Modeling Check-in Preferences with Multidimensional Knowledge: A Minimax Entropy Approach

Abstract

We propose a single unified minimax entropy approach for user preference modeling with multidimensional knowledge. Our approach provides a discriminative learning protocol which is able to simultaneously a) leverage explicit human knowledge, which are encoded as explicit features, and b) model the more ambiguous hidden intent, which are encoded as latent features. A latent feature can be carved by any parametric form, which allows it to accommodate arbitrary underlying assumptions. We present our approach in the scenario of check-in preference learning and demonstrate it is capable of modeling user preference in an optimized manner. Check-in preference is a fundamental component of Point-of-Interest (POI) prediction and recommendation. A user's check-in can be affected at multiple dimensions, such as the particular time, popularity of the place, his/her category and geographic preference, etc.

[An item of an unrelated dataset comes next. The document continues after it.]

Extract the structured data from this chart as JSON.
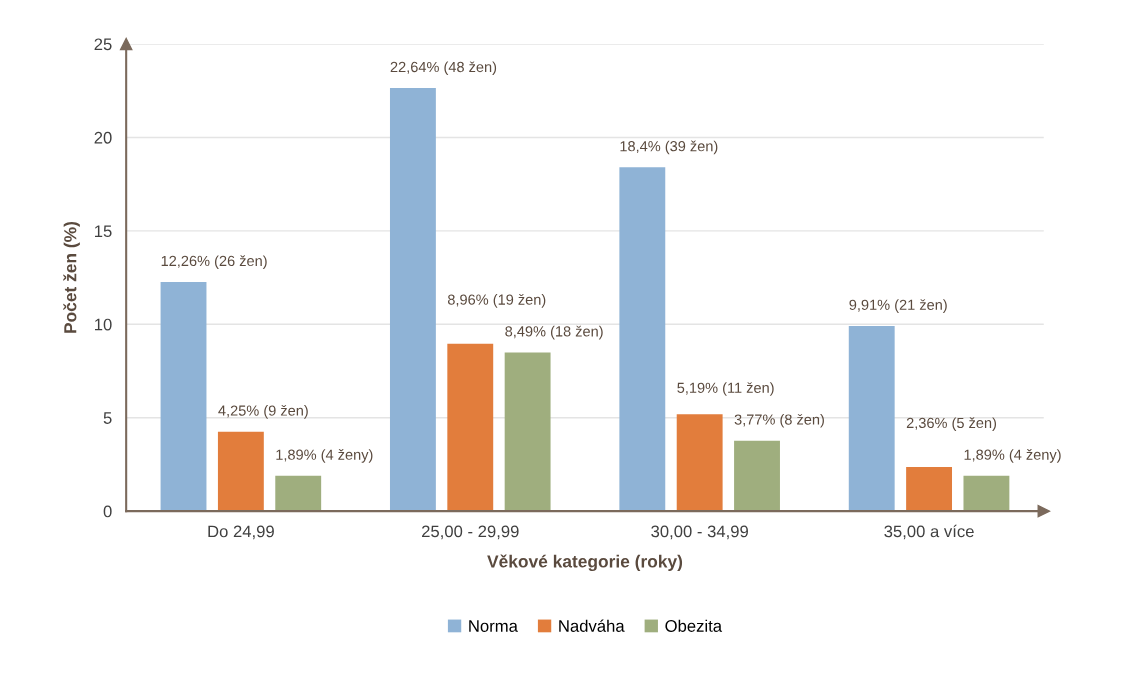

With the geographic preferences modeled as latent features and the rest as explicit features, our approach provides an in-depth understanding of users' time-varying preferences over different POIs, as well as a reasonable representation of the hidden geographic clusters in a joint manner. Experimental results based on the task of POI prediction/recommendation with two real-world check-in datasets demonstrate that our approach can accurately model the check-in preferences and significantly outperforms the state-of-art models.